Косули пощипывают травку на лесной опушке. Развелось их — косуль да кабанов. Нынче опять полдеревни без семенной картошки осталось, а им хоть бы что. У каждого хозяина должно быть ружье, чтоб свое поле охранять. Такого крупного зверя чучелом не испугаешь, даже мелкое зверье не боится человека, а в городах лесные птицы распевают себе спокойно на антеннах. Что я бы сейчас делал, окажись у меня в руках ружье? Что угодно, только не ружье».
Он зло сплюнул и полез вниз, только лестница заскрипела. Спускаясь, заметил на краю поля лисицу и хотел было спугнуть ее, но передумал — спуск дело непростое. Лиса, лениво и безбоязненно бежавшая вдоль поля, скрылась в зарослях ольхи за канавой.
«Опять Хильда лишится курицы», — подумал Пауль Тийде, едва его ноги коснулись земли.
Ее зовут карга Хильда или просто старая карга. Кому как заблагорассудится. На сплетни она не обращала внимания, слышала только то, что говорили в лицо. Хильда или карга Хильда, иногда и чопорно — Хильдегард. Последнее случалось настолько редко, что Хильда озиралась по сторонам — о ком речь? Поняв, что говорят о ней, успокаивалась. Можно и так, ей все равно. Жила-была старуха, а вот деда у нее не было. Да и быть не могло. Ей никто не нужен. Она тоже может обозвать невесть как. Так, что уши вянут.
Однажды, да, однажды она высказала кое-что. На похоронах Анту. Вернее — на поминках. На могиле еще слезы не обсохли, а поминальщики уже под столом валяются, так вот печалились и поминали. Тогда она и высказалась: походит, мол, вдова недельки две с зареванным лицом, а дальше пойдет все как было. Потом о Хильде судачили, плохой-де она человек, еще и хуже говорили, хотя вскоре сами убедились, что права-то была она. Может, ты и права, и даже если это так, все равно незачем объявлять об этом во всеуслышание — приличия надо соблюдать. Вот, вот, приличия-то у вас хватило ровно до тех пор, пока до холодца не добрались.

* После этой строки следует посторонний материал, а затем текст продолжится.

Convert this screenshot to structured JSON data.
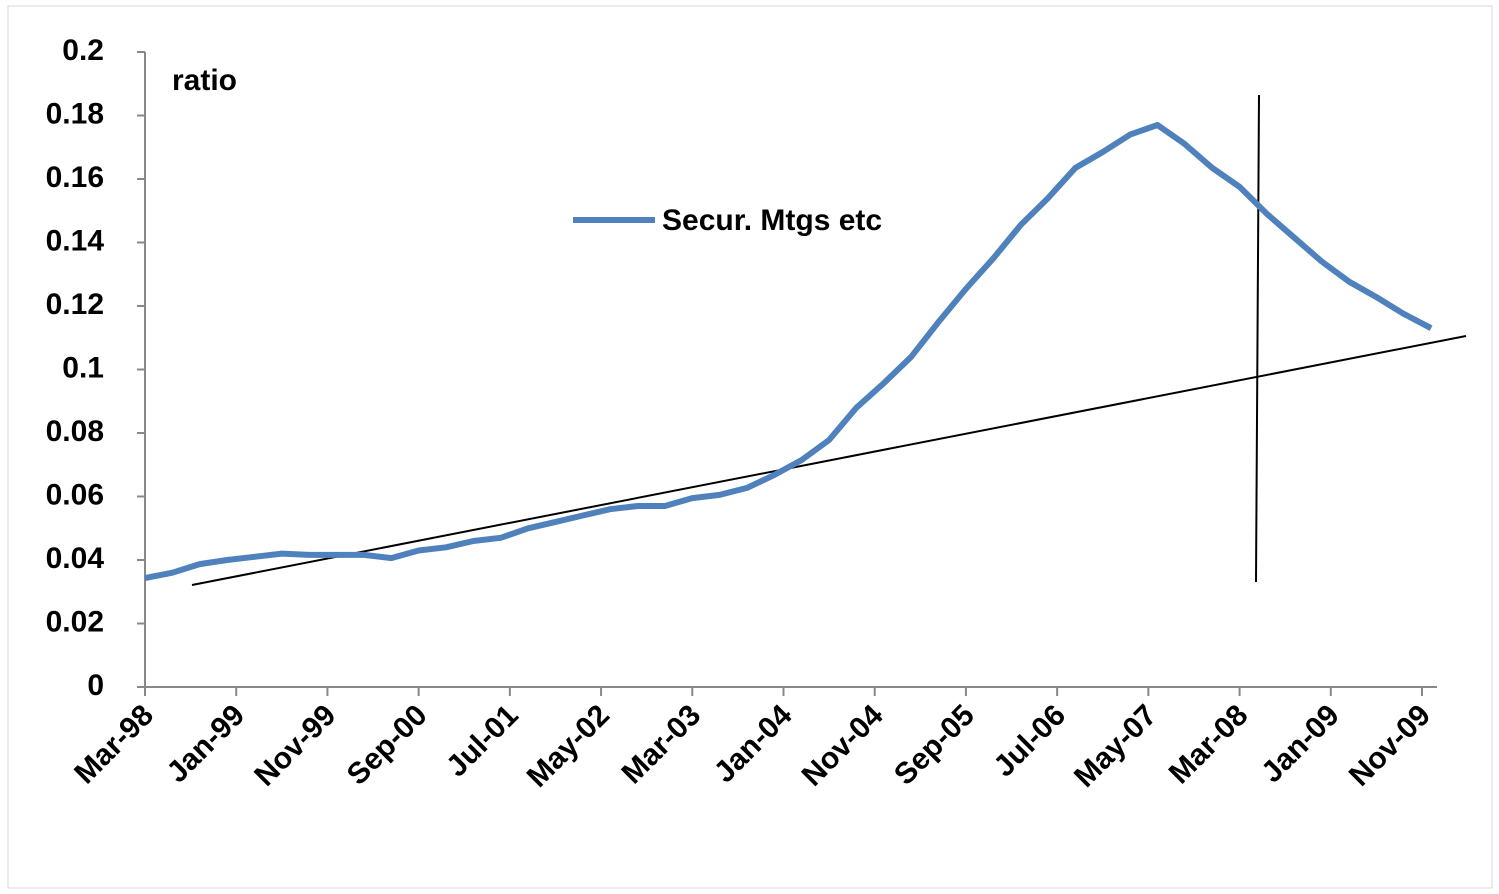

«После этих поминок я проклинала сама себя, ведь зарок себе дала, что не буду ни с кем связываться, и слово свое сдержала. Да и Анту пошла проводить в последний путь только потому, что… Ну не могла тогда отказаться! Да после драки кулаками не машут».
Вот такую историю могла бы поведать ближайшая соседка Пауля Тийде, но она не расскажет. Ближайшая-то ближайшая, да меж ними широкое поле, где когда-то пышно зеленела ольховая рощица. Нечто большее пролегло между ними, чем эта оставленная под пар пашня. Встречаются они редко, а если и сведет их дорожка, то сказать им друг другу нечего. Каждую неделю они видятся возле магазина, но Хильдегард словоохотливостью не отличается, да и не только со своим соседом. Все давно привыкли к этому, и разговор заводят только в крайнем случае. И ей, видно, жаловаться особо не на что. Годами приносит она молоко к магазину, и всегда она была такой своеобычной, что никто не обращает на это внимания. Человека чужого поначалу сбивает с толку ее замкнутость, но и ему вскоре все становится ясно: карга, она и есть карга.

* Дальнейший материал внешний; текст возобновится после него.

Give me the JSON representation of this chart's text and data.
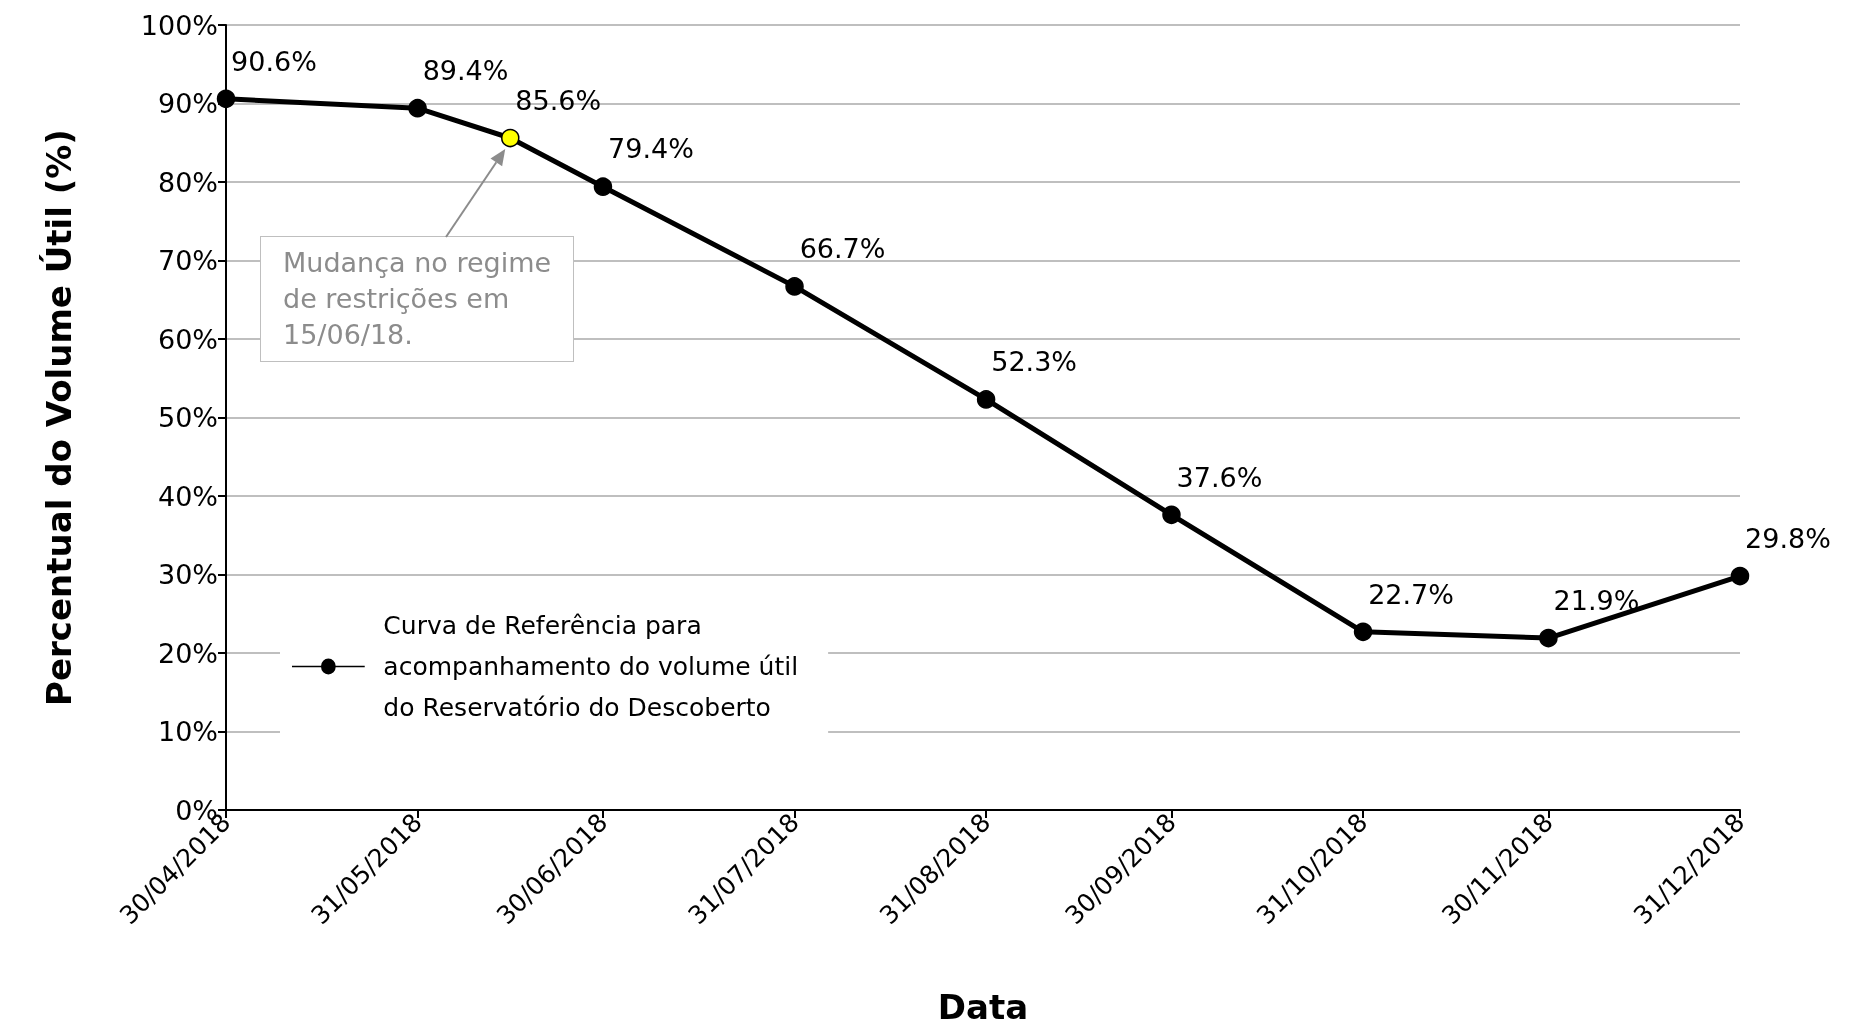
{
  "chart_data": {
    "type": "line",
    "xlabel": "Data",
    "ylabel": "Percentual do Volume Útil (%)",
    "x": [
      "2018-04-30",
      "2018-05-31",
      "2018-06-15",
      "2018-06-30",
      "2018-07-31",
      "2018-08-31",
      "2018-09-30",
      "2018-10-31",
      "2018-11-30",
      "2018-12-31"
    ],
    "series": [
      {
        "name": "Curva de Referência para\nacompanhamento do volume útil\ndo Reservatório do Descoberto",
        "color": "#000000",
        "values": [
          90.6,
          89.4,
          85.6,
          79.4,
          66.7,
          52.3,
          37.6,
          22.7,
          21.9,
          29.8
        ],
        "colors": [
          "#000000",
          "#000000",
          "#ffff00",
          "#000000",
          "#000000",
          "#000000",
          "#000000",
          "#000000",
          "#000000",
          "#000000"
        ],
        "value_labels": [
          "90.6%",
          "89.4%",
          "85.6%",
          "79.4%",
          "66.7%",
          "52.3%",
          "37.6%",
          "22.7%",
          "21.9%",
          "29.8%"
        ]
      }
    ],
    "xlim": [
      "2018-04-30",
      "2018-12-31"
    ],
    "xticks": [
      {
        "value": "2018-04-30",
        "label": "30/04/2018"
      },
      {
        "value": "2018-05-31",
        "label": "31/05/2018"
      },
      {
        "value": "2018-06-30",
        "label": "30/06/2018"
      },
      {
        "value": "2018-07-31",
        "label": "31/07/2018"
      },
      {
        "value": "2018-08-31",
        "label": "31/08/2018"
      },
      {
        "value": "2018-09-30",
        "label": "30/09/2018"
      },
      {
        "value": "2018-10-31",
        "label": "31/10/2018"
      },
      {
        "value": "2018-11-30",
        "label": "30/11/2018"
      },
      {
        "value": "2018-12-31",
        "label": "31/12/2018"
      }
    ],
    "ylim": [
      0,
      100
    ],
    "yticks": [
      {
        "value": 0,
        "label": "0%"
      },
      {
        "value": 10,
        "label": "10%"
      },
      {
        "value": 20,
        "label": "20%"
      },
      {
        "value": 30,
        "label": "30%"
      },
      {
        "value": 40,
        "label": "40%"
      },
      {
        "value": 50,
        "label": "50%"
      },
      {
        "value": 60,
        "label": "60%"
      },
      {
        "value": 70,
        "label": "70%"
      },
      {
        "value": 80,
        "label": "80%"
      },
      {
        "value": 90,
        "label": "90%"
      },
      {
        "value": 100,
        "label": "100%"
      }
    ],
    "grid": "y",
    "legend": "bottom left",
    "marker": "circle",
    "line_style": "solid",
    "annotations": [
      "Mudança no regime\nde restrições em\n15/06/18."
    ]
  }
}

Люди болтали всякое о ее развалюхе, где все перевернуто вверх дном: ни крыши, ни пристроек, ничего нового и красивого, чем можно и самому полюбоваться, и перед людьми похвастаться. Тем, кому приходилось переступать порог ее дома, а их на пальцах пересчитать можно, — даже эти редкие гости распространяли слухи, не делающие чести хозяйке. Сказывали, будто на кухне у нее вечно то бычок, то барашек толчется и в каждом углу кошачья морда торчит. А те, кто находил у Хильды достаточно много предосудительного, не упускали случая добавить, что и молоко-то она водой разбавляет, и тряпки-де для процеживания меняет, только уж если в навозе замарает. И хотя у всех хватало забот и хлопот, сплетни и разговоры о Хильде не утихали.